A concrete lily pad made by a friend. The birds really love this one.
Robin, finch and sparrow sharing water on December 24, 2020.
Planting Seeds Indoors
Photo and Article By Rod Haulenbeek
So you have this packet of seeds, and you want to plant them for future flowers. There are some steps you have to take, but for many of you it’s well worth it. This article is necessarily short, but there are plenty of details covered by online articles and videos.
Your objective is to mimic nature’s way (to the extent you can). When a seed is planted in the fall outdoors, it doesn’t immediately germinate. The seed has an impermeable hard coat, which is weakened during our Northern Nevada winter by cold soil and moisture. This wets the waiting plant, which starts growing a root. When the soil temperature reaches the point where the plant can grow above ground without damage from the cold, the plant puts up leaves.
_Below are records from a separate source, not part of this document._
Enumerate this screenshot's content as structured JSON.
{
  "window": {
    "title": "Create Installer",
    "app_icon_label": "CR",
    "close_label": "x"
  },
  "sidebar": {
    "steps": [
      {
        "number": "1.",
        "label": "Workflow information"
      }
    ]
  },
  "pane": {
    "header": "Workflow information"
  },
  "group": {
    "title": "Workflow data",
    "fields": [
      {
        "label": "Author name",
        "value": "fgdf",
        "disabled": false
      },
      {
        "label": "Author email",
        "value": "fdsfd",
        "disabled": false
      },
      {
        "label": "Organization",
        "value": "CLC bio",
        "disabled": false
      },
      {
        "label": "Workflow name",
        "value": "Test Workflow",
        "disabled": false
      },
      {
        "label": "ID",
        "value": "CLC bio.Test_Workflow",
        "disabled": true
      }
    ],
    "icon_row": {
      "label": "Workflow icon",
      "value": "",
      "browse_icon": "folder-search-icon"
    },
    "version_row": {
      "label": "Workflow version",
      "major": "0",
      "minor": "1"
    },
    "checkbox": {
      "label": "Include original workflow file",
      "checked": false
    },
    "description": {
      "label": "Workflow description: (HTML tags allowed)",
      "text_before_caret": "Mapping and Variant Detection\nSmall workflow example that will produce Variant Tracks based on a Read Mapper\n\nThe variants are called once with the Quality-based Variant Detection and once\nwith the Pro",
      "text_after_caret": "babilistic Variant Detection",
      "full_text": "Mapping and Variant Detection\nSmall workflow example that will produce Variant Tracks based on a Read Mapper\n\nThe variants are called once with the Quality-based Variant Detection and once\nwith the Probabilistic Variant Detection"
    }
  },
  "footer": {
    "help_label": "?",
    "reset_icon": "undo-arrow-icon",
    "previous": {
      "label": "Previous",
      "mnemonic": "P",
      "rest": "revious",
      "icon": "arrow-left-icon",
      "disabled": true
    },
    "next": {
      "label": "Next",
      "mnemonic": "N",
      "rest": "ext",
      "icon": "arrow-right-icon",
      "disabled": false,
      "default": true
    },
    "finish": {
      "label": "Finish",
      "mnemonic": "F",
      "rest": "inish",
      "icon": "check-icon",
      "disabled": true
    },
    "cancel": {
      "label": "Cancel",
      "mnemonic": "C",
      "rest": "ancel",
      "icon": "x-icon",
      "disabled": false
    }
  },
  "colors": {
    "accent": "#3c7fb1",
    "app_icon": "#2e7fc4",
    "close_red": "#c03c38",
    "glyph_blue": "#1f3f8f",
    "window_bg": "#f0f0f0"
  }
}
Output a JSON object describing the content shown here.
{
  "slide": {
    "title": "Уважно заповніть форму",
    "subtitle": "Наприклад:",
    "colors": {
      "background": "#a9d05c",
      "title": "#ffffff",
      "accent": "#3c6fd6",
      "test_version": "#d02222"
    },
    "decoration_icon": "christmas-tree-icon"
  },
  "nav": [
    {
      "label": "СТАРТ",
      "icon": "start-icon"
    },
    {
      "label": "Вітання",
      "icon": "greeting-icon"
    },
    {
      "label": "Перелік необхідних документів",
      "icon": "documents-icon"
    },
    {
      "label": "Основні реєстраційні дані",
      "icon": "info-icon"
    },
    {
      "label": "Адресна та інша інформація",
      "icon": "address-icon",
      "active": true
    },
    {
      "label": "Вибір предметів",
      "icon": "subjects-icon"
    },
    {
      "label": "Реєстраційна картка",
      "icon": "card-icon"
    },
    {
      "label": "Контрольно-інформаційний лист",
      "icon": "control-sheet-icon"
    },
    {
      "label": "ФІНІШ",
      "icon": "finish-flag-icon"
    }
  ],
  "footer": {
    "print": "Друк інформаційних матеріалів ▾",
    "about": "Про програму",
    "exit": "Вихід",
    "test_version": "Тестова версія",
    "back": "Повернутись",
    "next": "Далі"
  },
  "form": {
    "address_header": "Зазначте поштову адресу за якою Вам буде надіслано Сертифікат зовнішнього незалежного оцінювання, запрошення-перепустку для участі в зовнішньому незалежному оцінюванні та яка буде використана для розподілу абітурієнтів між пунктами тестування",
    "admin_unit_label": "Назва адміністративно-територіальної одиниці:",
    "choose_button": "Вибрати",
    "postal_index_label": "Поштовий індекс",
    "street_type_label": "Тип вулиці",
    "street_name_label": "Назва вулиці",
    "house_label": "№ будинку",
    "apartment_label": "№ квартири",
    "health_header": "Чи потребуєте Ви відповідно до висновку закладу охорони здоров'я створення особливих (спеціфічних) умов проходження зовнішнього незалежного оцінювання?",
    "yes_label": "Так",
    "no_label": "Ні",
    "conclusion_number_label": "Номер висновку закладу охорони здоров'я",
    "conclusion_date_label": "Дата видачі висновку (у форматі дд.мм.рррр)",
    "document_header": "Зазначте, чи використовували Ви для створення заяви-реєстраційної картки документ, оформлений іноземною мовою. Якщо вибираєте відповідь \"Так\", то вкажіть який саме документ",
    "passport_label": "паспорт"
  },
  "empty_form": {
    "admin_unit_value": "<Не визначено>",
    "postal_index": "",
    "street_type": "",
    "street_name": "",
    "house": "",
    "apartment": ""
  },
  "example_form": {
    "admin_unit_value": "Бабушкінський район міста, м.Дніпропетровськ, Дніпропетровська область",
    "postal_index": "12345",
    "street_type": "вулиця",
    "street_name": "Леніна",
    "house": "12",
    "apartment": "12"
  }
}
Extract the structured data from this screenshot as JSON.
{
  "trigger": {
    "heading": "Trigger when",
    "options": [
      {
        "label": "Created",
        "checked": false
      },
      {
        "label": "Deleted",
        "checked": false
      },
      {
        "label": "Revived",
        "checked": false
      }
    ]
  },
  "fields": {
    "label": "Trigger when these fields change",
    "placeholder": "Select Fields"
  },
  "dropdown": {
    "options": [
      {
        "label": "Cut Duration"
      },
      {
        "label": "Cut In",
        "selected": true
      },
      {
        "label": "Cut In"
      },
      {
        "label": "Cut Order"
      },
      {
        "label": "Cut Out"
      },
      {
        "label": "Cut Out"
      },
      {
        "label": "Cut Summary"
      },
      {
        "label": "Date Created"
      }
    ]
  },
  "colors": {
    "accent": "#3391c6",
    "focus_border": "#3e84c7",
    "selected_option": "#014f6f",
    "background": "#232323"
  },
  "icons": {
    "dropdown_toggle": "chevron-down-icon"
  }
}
A seed planted indoors with temperatures from the 50s to the 70s, and kept moist, grows more robustly than one planted outdoors. This, in effect, is the same as planting the seed outdoors in spring when temperatures are warmer and irrigation is maintaining moisture.
The seeds of many plants can be planted directly from the seed packet into the planting medium. But some seeds require both cold and moisture for germination, even if the intent is to start them indoors. For this, gardeners use a method called “cold stratification.”
In cold stratification, seeds are moistened and placed in the refrigerator for about 30 days. Small seeds can be sprinkled on damp paper towels, which are then rolled up and kept in plastic bags; larger seeds can be sown in a moistened inorganic medium like vermiculite and covered loosely with plastic. When the seeds sprout roots, move them immediately to containers filled with vermiculite or perlite and cover them with a thin layer of potting mix that has been moistened but not drenched.
There is a great variation in planting containers:
Various planting containers that I use in starting seeds indoors.
The one in the far right is the one I prefer for those seeds less than 2mm in size, which I find hard to plant individually. Since I plant several different kinds of seeds, I spread each over a different part of the tray. If you are planting only one kind of seed, you may wish to use a smaller container such as one of the three in the middle of the picture.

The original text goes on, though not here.